A procura do sentido

Wolf Suschitzky - Sunday morning, Oldham (1946)

Escutar o silêncio da solidão ou a velha ária do abandono. Nessa música está todo o destino da humanidade. Atirado para o mundo, o homem vê os laços a desfazerem-se. E se atravessa a estrada não é para recompor o que está a perder, mas procurar um sentido - um novo sentido - para tamanha solidão e tão grande abandono. E tudo se joga nesse instante.
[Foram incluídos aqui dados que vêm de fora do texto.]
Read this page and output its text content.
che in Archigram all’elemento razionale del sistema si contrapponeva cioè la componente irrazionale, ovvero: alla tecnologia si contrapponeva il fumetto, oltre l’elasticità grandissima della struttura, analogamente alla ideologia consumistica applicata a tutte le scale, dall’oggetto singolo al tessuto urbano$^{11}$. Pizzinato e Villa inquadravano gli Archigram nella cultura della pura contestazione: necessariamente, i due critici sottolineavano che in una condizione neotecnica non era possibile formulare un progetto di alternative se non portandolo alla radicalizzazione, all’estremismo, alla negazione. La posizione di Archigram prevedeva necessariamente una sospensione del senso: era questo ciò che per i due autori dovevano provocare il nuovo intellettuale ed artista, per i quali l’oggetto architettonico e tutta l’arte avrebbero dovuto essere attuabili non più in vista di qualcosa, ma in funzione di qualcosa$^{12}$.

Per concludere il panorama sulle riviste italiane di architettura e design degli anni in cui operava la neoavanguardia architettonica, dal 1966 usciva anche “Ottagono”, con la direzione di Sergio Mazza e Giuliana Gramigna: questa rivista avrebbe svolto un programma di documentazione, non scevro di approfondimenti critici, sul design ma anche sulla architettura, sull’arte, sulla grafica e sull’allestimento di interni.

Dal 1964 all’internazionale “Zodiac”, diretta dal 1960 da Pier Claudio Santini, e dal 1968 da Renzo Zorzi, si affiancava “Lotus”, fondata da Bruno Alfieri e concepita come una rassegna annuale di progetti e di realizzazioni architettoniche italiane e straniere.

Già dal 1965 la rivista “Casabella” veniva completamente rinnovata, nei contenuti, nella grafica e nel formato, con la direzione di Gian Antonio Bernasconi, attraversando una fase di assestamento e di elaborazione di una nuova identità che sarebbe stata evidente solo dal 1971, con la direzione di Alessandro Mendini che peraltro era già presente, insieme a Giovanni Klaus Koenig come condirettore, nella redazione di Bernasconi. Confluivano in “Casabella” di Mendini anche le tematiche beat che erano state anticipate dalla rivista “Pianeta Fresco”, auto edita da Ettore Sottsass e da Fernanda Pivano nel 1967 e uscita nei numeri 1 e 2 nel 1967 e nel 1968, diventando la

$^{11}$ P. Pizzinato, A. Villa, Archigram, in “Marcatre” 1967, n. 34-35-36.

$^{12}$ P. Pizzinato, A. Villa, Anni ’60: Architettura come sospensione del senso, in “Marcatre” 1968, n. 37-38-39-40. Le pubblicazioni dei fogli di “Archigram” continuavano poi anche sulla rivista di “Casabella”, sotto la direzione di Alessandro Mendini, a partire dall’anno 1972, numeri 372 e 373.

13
A perdição ou a salvação dependem da descoberta ou não do Sentido. 

sábado, 26 de abril de 2014

Poemas do Viandante (455)

Paul Gauguin - O cavalo branco (1898)

455. Tenho um cavalo de seda

Tenho um cavalo de seda
À minha espera

Nele entro na terra fria
Nunca cavalgada

E no ritmo do galope
Descubro o silêncio

Descubro um velho cântico
Na boca calada

sexta-feira, 25 de abril de 2014

Tornar-se vazio

Charles Clifford - Carrera de San Jerónimo, Madrid (1853)
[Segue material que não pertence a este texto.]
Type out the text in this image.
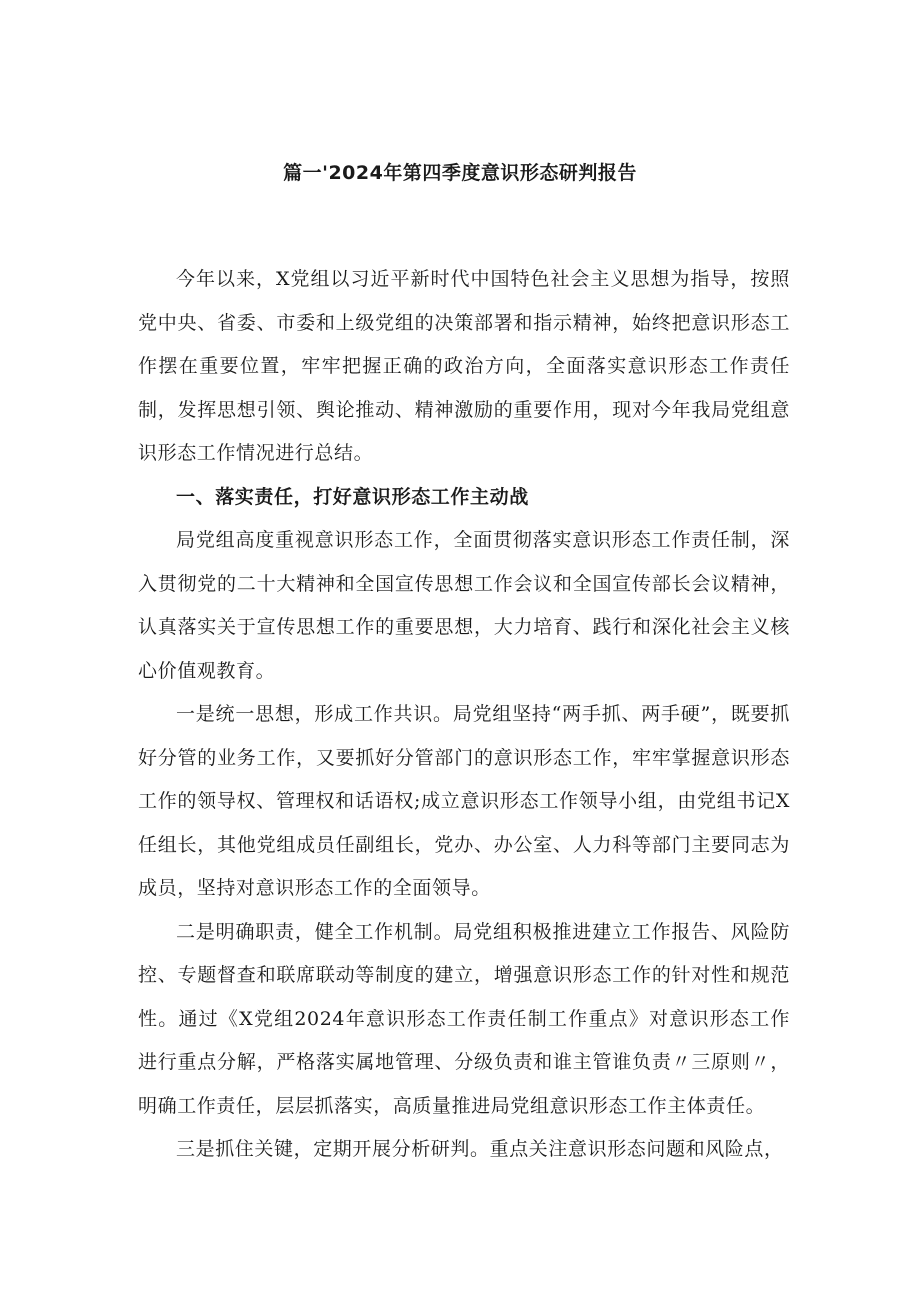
篇一'2024年第四季度意识形态研判报告

今年以来，X党组以习近平新时代中国特色社会主义思想为指导，按照党中央、省委、市委和上级党组的决策部署和指示精神，始终把意识形态工作摆在重要位置，牢牢把握正确的政治方向，全面落实意识形态工作责任制，发挥思想引领、舆论推动、精神激励的重要作用，现对今年我局党组意识形态工作情况进行总结。

一、落实责任，打好意识形态工作主动战

局党组高度重视意识形态工作，全面贯彻落实意识形态工作责任制，深入贯彻党的二十大精神和全国宣传思想工作会议和全国宣传部长会议精神，认真落实关于宣传思想工作的重要思想，大力培育、践行和深化社会主义核心价值观教育。

一是统一思想，形成工作共识。局党组坚持“两手抓、两手硬”，既要抓好分管的业务工作，又要抓好分管部门的意识形态工作，牢牢掌握意识形态工作的领导权、管理权和话语权;成立意识形态工作领导小组，由党组书记X任组长，其他党组成员任副组长，党办、办公室、人力科等部门主要同志为成员，坚持对意识形态工作的全面领导。

二是明确职责，健全工作机制。局党组积极推进建立工作报告、风险防控、专题督查和联席联动等制度的建立，增强意识形态工作的针对性和规范性。通过《X党组2024年意识形态工作责任制工作重点》对意识形态工作进行重点分解，严格落实属地管理、分级负责和谁主管谁负责〃三原则〃，明确工作责任，层层抓落实，高质量推进局党组意识形态工作主体责任。

三是抓住关键，定期开展分析研判。重点关注意识形态问题和风险点，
O essencial não é ser isto ou ser aquilo, mas tornar-se vazio, desocupar em si o espaço ocupado pelo desejo e pela ilusão, e esperar que, nesse mesmo instante, o vazio seja preenchido pela Vida exuberante, pela Realidade que, estando para além do domínio da aparência, só nesse vazio de si se manifesta.
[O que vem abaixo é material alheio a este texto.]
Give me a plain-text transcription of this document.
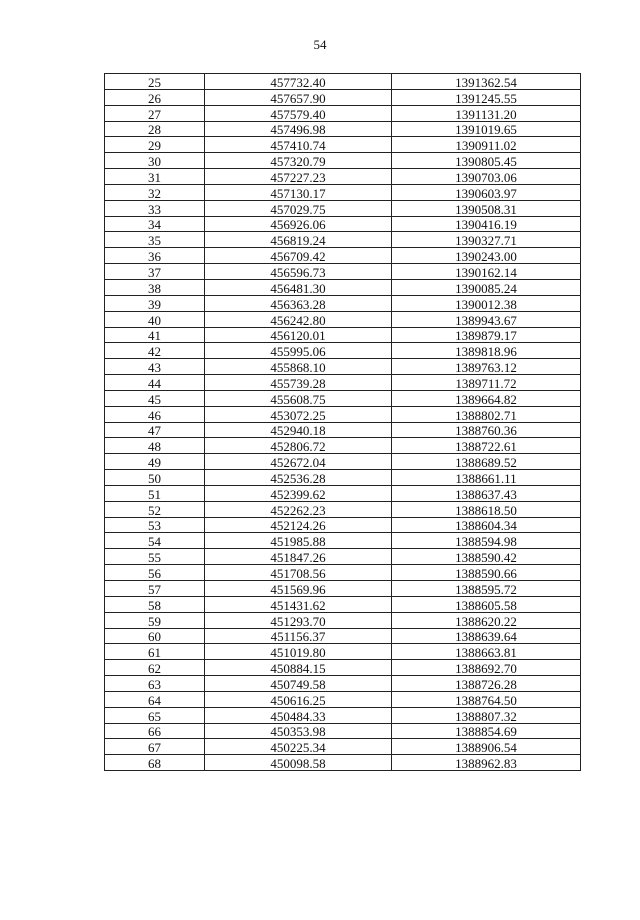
54
25	457732.40	1391362.54
26	457657.90	1391245.55
27	457579.40	1391131.20
28	457496.98	1391019.65
29	457410.74	1390911.02
30	457320.79	1390805.45
31	457227.23	1390703.06
32	457130.17	1390603.97
33	457029.75	1390508.31
34	456926.06	1390416.19
35	456819.24	1390327.71
36	456709.42	1390243.00
37	456596.73	1390162.14
38	456481.30	1390085.24
39	456363.28	1390012.38
40	456242.80	1389943.67
41	456120.01	1389879.17
42	455995.06	1389818.96
43	455868.10	1389763.12
44	455739.28	1389711.72
45	455608.75	1389664.82
46	453072.25	1388802.71
47	452940.18	1388760.36
48	452806.72	1388722.61
49	452672.04	1388689.52
50	452536.28	1388661.11
51	452399.62	1388637.43
52	452262.23	1388618.50
53	452124.26	1388604.34
54	451985.88	1388594.98
55	451847.26	1388590.42
56	451708.56	1388590.66
57	451569.96	1388595.72
58	451431.62	1388605.58
59	451293.70	1388620.22
60	451156.37	1388639.64
61	451019.80	1388663.81
62	450884.15	1388692.70
63	450749.58	1388726.28
64	450616.25	1388764.50
65	450484.33	1388807.32
66	450353.98	1388854.69
67	450225.34	1388906.54
68	450098.58	1388962.83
quinta-feira, 24 de abril de 2014

Haikai do Viandante (185)

Wolf Suschitzky - Embankment, London (1947)

água e penumbra
um rio de pedra e luz
repousa na sombra

quarta-feira, 23 de abril de 2014

O alfa e o ómega

Édouard Boubat - Paris, France (1962)

Os termos alemães Urmensch e Übermensch poderão ajudar-nos a compreender um dos elementos estruturais da nossa cultura. No entanto, não devemos traduzir Urmensch por homem primitivo ou pré-histórico, nem Übermensch por super-homem. Urmensch pode ser visto como o homem primordial, aquele que é o paradigma de toda humanidade e que está presente no fundo de cada ser humano. Por seu turno, o Übermensch ainda é o homem, mas, ao mesmo tempo, é mais que humano. Não há uma diferença entre o Urmensch e o Übermensch, embora para cada homem em particular, cada ser humano empírico, eles constituam dois pontos diferentes da viagem. Um, o homem primordial, é o ponto de partida, o outro o ponto de chegada. A tradição religiosa do Ocidente, o cristianismo, está toda ela aqui. Um é o alfa e outro é o ómega. Nessa tradição, o Cristo é, ao mesmo tempo o alfa e o ómega, o Urmensch e o Übermensch, o início e o fim do caminho.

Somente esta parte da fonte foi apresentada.